Companies embarking upon digital transformation strategies are spending billions to ensure that customers have positive experiences across their digital platforms, including websites and mobile apps. But some of the most advanced companies are also finding creative ways to apply real-time location data into their decision-making processes, providing an even richer view of potential customers across physical and digital realms.
We’re in the beginning of a new age when it comes to geo-location data. Thanks to the ubiquity of smart phones and the growing presence of IoT devices, businesses are able to capitalize on streams of data flowing from apps and sensors. The smartest companies are figuring out how to leverage these streams of location data to maximize revenue and profitability of products and services.
Starbucks is one of these forward-looking companies engaging with location analytics. When a consumer is using an application has location services turned on – such as through Facebook or Twitter – they can be targeted by Starbucks to receive a discount when they enter a geo-fenced boundary around a particular Starbucks location.
Two leaders in this emerging field are Pitney Bowes and Dun & Bradstreet, which collectively have more than 270 years of experience with collecting, aggregating, and re-selling data to businesses. As the technology has improved, the potential uses for location data have expanded too, executives with the two companies tell Datanami.
According to Rob Minaglia, vice president of OEM sales for Pitney Bowes, D&B is critical for providing context around the basic location data — usually expressed as a latitude and longitude position — that’s collected and validated by Pitney Bowes. “Lot/Lon doesn’t tell you anything, so you want to match that data to a business or other category,” Minaglia says. “You typically want to enrich it, and that’s our partnership with D&B.”
A retailer could work with Pitney Bowes to take validated location data and then have it enriched via pre-built connections into the D&B database of business information. That essentially allows the Pitney Bowes customer to match a place to a person — for instance a mobile subscriber who’s just a block away from a coffee shop.
“We use that information to enable journey mapping, geo-fencing, attribution, in the moment targeting — services like that which are provided by companies who purchase our data and software,” Minaglia says. “We provide the fundamental element to convert location as defined by a lat/long into the intelligence in order to take those kinds of actions.”
Pitney Bowes and D&B buy and sell their respective location data and services to each other, and offer customers pre-built hooks into the others data services in such a way that it’s a seamless experience no matter which company you deal with. Customers could try to build their own location intelligence system, but unless you’re a Web giant, you’re probably better off tapping into the location data systems that others have built, says Anudit Vikram, D&B senior vice president and chief product officer of Audience Solutions.
“Any single business or single entity trying to do this on their own, it would be extremely difficult for them to do that. At the very minimum, you need to be able to have access to a footprint that’s large enough and represents a portion of the population that would be representative of the people you’re trying to reach,” Vikram says. “Most brands or most organizations have a very small view of the universe, which is their own view.”
Location data is not all about texting ads for discounted lattes or finding the closest pizza joint. As Vikram explains, getting insight into the demographic makeup of a neighborhood could help a growing retailer generate higher revenues.
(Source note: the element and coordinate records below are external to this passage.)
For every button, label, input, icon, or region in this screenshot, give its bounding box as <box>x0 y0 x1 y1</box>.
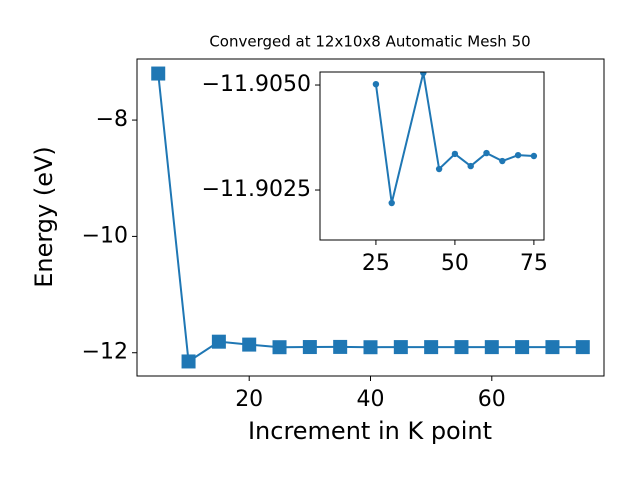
series <box>151 66 590 369</box>
marker <box>499 157 506 165</box>
x-tick-label: 50 <box>441 251 469 276</box>
marker <box>388 199 395 207</box>
marker <box>484 340 499 355</box>
marker <box>272 340 287 355</box>
marker <box>302 340 317 355</box>
x-axis-label: Increment in K point <box>248 417 492 445</box>
x-tick-label: 40 <box>357 387 385 412</box>
x-tick-label: 60 <box>478 387 506 412</box>
marker <box>515 340 530 355</box>
plot: 20 40 60 −8 −10 −12 <box>82 58 605 412</box>
marker <box>372 80 380 88</box>
axes-frame <box>136 58 605 377</box>
marker <box>424 340 439 355</box>
axes-frame <box>319 71 545 241</box>
line <box>374 72 534 204</box>
marker <box>514 151 522 159</box>
marker <box>435 165 443 173</box>
x-tick-label: 25 <box>362 251 390 276</box>
series <box>372 72 538 207</box>
y-tick-label: −10 <box>82 223 128 248</box>
marker <box>151 66 166 81</box>
inset: 25 50 75 −11.9050 −11.9025 <box>202 71 548 276</box>
y-tick-label: −11.9050 <box>202 72 311 97</box>
marker <box>242 337 257 352</box>
x-tick-label: 75 <box>520 251 548 276</box>
marker <box>451 150 459 158</box>
marker <box>211 334 226 349</box>
y-tick-label: −8 <box>96 107 128 132</box>
marker <box>363 340 378 355</box>
chart-title: Converged at 12x10x8 Automatic Mesh 50 <box>209 33 530 51</box>
marker <box>181 354 196 369</box>
marker <box>454 340 469 355</box>
inset-background <box>320 72 544 240</box>
y-tick-label: −11.9025 <box>202 177 311 202</box>
marker <box>575 340 590 355</box>
marker <box>333 339 348 354</box>
x-tick-label: 20 <box>235 387 263 412</box>
marker <box>420 72 427 77</box>
y-axis-label: Energy (eV) <box>30 146 58 288</box>
marker <box>393 340 408 355</box>
marker <box>483 149 490 157</box>
marker <box>530 152 538 160</box>
marker <box>467 162 474 170</box>
y-tick-label: −12 <box>82 340 128 365</box>
marker <box>545 340 560 355</box>
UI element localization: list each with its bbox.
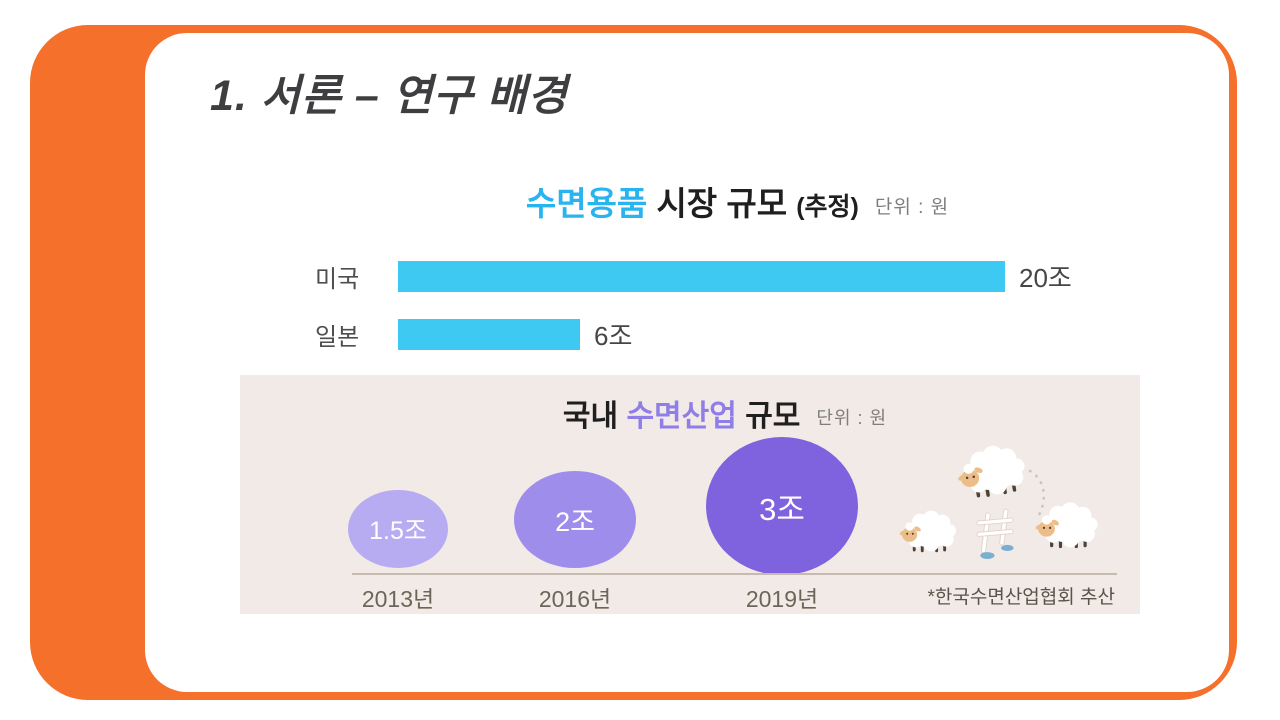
source-footnote: *한국수면산업협회 추산: [927, 587, 1115, 608]
year-label-2016: 2016년: [538, 586, 612, 612]
top-chart-title-rest: 시장 규모: [647, 185, 797, 222]
bar-value-japan: 6조: [594, 321, 633, 351]
sheep-left-icon: [899, 510, 956, 553]
bubble-2019-value: 3조: [759, 491, 805, 527]
year-label-2013: 2013년: [361, 586, 435, 612]
bar-label-usa: 미국: [315, 266, 360, 293]
slide-frame: 1. 서론 – 연구 배경 수면용품 시장 규모 (추정) 단위 : 원 미국 2…: [30, 25, 1237, 700]
sleep-products-market-chart: 수면용품 시장 규모 (추정) 단위 : 원 미국 20조 일본 6조: [315, 183, 1115, 377]
bar-label-japan: 일본: [315, 324, 360, 351]
panel-title-suffix: 규모: [736, 400, 801, 433]
sheep-right-icon: [1035, 502, 1098, 549]
bubble-2013-value: 1.5조: [369, 517, 427, 545]
jump-arc: [1028, 469, 1046, 517]
panel-title-highlight: 수면산업: [626, 400, 737, 433]
bar-row-japan: 일본 6조: [315, 319, 1115, 351]
bar-japan: [398, 319, 580, 350]
bubble-2013: 1.5조: [348, 490, 448, 568]
top-chart-title-paren: (추정): [796, 193, 859, 221]
domestic-sleep-industry-panel: 국내 수면산업 규모 단위 : 원 1.5조 2조 3조: [240, 375, 1140, 614]
slide-card: 1. 서론 – 연구 배경 수면용품 시장 규모 (추정) 단위 : 원 미국 2…: [145, 33, 1229, 692]
page-title: 1. 서론 – 연구 배경: [210, 72, 568, 120]
top-chart-title: 수면용품 시장 규모 (추정) 단위 : 원: [315, 183, 1115, 229]
panel-title-prefix: 국내: [562, 400, 627, 433]
year-label-2019: 2019년: [745, 586, 819, 612]
bubble-2016-value: 2조: [555, 507, 595, 537]
top-chart-title-highlight: 수면용품: [525, 185, 648, 222]
bar-usa: [398, 261, 1005, 292]
top-chart-unit-label: 단위 : 원: [874, 197, 950, 218]
fence-icon: [976, 508, 1015, 560]
sheep-jumping-icon: [953, 441, 1029, 502]
bubble-2016: 2조: [514, 471, 636, 568]
sheep-illustration: [899, 441, 1098, 560]
bar-row-usa: 미국 20조: [315, 261, 1115, 293]
panel-title: 국내 수면산업 규모 단위 : 원: [240, 375, 1140, 435]
panel-unit-label: 단위 : 원: [816, 408, 888, 428]
bar-value-usa: 20조: [1019, 263, 1072, 293]
bubble-2019: 3조: [706, 437, 858, 575]
bubble-baseline: [352, 573, 1117, 575]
“Let’s say that you are a retail business and you’re planning to open up a new store and you want to know what would be the potential traffic that you’d be able to get into that store. What’s the risk profile or the actual biz profile of the area where your store is going to open?” Vikram asks.
“Working with us and with Pitney, we’re able to identify other businesses in that same area,” he continues. “We’re able to identify the time it would take somebody from a highly populated downtown areas or certain other geographic area to reach that store. And therefore you’re able to use that location intelligence we provide, as well as the demographic, psychographic, and technograhic information that we have available about businesses and people at business in that location to then help the retail business make decision on what kind of a footprint should we have, when should the store be open, and what kinds of output we should expect from that store.”
Companies are finding new ways to use location data that weren’t widely available just a few years ago, Minaglia says. “The tools and capabilities have evolved to the point where they can be consumed by business analysts and business people,” he said. “You see that with BI products from Cognos, Tableau, and others, which have excellent geospatial capabilities, in some cases using our data inside to render that.
“The second reason is that the technology has evolved to the point where you can rapidly and very cost effectively enrich geo-enabled applications with your data and third party data to do machine learning, to do modeling, to do predictions,” he continues. “Those two factors in parallel have been important accelerators.”
While companies focus on digital transformation initiatives to maximize their footprint in cyberspace, the advent of new location analytics techniques can help them make the most out of their physical presence, too.
“The more information you can string tougher about their physical behavior, where a person is, their digital behavior, what they’re accessing, and the context surrounding the place that they’re in,” Minaglia says, “the more relevant, engaging and personalized that experience will be, whether it’s through a recommendation app like Yelp or an advertisement or some other localized experience on an app.”